Tests on samples from pregnancies that ended in miscarriage and infants diagnosed with microcephaly who died shortly after birth found the virus was present and matched the strain circulating in Brazil, according to the CDC.
But there’s still a lot that is unknown about the virus and its effect on developing fetuses. More tests and research are planned to learn more about the risks of Zika infection during pregnancy, according to the CDC.
So, as a precaution, health officials are advising women in all trimesters of pregnancy to avoid traveling to areas where Zika transmission is occurring.
“If you are pregnant and you have to travel to one of these countries, you have to take precautions to prevent mosquito bites,” Melnick said.
To prevent mosquito bites, Melnick recommends using insect repellent, avoiding going outside when mosquitoes are active, staying in places with air conditioning and screens on the windows, and wearing long sleeves and pants.
Women who are trying to become pregnant should also either delay their travel plans or postpone pregnancy until after they’ve finished traveling, Melnick said. Women who become pregnant after contracting Zika will not be putting their pregnancy at risk if the virus has already cleared their bloodstream, which takes about one week, he said.

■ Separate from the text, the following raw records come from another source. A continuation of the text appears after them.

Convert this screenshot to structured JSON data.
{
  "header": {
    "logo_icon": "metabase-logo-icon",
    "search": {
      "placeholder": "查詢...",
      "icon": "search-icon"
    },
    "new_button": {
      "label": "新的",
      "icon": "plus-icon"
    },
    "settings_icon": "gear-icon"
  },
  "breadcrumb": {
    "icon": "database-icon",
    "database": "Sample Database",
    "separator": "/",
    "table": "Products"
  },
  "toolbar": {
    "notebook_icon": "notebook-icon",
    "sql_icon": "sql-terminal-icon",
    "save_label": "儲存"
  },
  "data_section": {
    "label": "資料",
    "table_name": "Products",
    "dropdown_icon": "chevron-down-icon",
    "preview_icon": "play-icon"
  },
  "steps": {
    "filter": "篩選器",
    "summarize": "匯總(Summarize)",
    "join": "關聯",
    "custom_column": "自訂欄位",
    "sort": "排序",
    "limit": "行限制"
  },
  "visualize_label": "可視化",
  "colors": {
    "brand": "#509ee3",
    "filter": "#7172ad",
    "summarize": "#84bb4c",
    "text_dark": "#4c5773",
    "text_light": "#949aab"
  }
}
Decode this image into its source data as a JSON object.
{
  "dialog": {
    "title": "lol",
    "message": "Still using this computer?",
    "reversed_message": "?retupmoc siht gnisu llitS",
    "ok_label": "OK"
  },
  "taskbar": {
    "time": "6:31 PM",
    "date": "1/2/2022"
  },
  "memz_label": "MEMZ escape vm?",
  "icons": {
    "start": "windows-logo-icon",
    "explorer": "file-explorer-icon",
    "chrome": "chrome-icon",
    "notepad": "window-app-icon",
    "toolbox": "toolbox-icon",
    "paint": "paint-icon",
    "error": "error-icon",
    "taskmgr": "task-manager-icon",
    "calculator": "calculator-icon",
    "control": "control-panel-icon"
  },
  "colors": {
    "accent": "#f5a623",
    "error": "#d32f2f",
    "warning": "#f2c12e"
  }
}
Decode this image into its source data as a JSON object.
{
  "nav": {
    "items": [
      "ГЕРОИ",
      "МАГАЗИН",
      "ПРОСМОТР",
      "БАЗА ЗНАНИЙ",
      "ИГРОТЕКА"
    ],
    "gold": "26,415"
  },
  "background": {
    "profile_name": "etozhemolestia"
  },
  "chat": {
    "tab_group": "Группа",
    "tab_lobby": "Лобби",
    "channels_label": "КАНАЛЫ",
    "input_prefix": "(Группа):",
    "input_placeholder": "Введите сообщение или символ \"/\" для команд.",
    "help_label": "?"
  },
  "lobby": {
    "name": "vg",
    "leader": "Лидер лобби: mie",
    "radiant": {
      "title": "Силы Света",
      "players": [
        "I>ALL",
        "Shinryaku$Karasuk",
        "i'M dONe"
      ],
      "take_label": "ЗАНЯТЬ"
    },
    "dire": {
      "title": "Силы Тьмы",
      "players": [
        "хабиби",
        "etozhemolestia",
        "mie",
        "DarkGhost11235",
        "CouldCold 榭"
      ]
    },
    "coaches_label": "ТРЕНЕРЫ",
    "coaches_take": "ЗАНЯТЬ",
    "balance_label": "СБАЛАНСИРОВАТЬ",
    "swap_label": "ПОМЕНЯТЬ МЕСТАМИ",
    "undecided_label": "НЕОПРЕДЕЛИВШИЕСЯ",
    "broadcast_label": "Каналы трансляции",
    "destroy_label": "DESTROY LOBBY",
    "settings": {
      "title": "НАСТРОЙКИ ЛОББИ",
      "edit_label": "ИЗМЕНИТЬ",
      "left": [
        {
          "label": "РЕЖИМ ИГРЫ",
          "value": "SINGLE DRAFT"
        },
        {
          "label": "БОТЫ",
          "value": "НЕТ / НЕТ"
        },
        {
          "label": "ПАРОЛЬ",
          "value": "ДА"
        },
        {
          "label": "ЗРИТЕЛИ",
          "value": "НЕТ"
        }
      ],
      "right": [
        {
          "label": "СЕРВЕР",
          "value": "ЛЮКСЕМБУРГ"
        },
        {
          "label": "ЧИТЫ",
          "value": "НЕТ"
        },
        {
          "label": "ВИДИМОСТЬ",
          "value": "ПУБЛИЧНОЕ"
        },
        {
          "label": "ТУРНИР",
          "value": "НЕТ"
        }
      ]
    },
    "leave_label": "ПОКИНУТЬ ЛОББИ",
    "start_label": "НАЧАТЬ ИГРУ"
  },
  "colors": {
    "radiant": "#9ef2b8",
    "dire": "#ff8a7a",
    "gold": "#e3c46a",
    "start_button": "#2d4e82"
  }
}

“Once you clear the virus, which is pretty quick, there’s no risk to your child,” he said.
Zika infection does not pose a risk to women breast-feeding a baby, either, Melnick said.
“It’s not a reason to stop nursing,” he said.
Nonpregnant adults can take precautions to prevent mosquito bites, as well. But, typically, the virus does not cause any symptoms.
Only about one in five people infected with the virus show symptoms, which include fever, rash and joint pain, Carroll said.
Nonpregnant adults with symptoms of Zika should get plenty of rest, drink fluids and take Tylenol to manage their fever, Carroll said. Medical care isn’t typically necessary unless the fever isn’t controlled by Tylenol or the person becomes dehydrated, he said.
Pregnant women who have traveled to a country where Zika is circulating should check with their physician if they have concerns, Carroll said.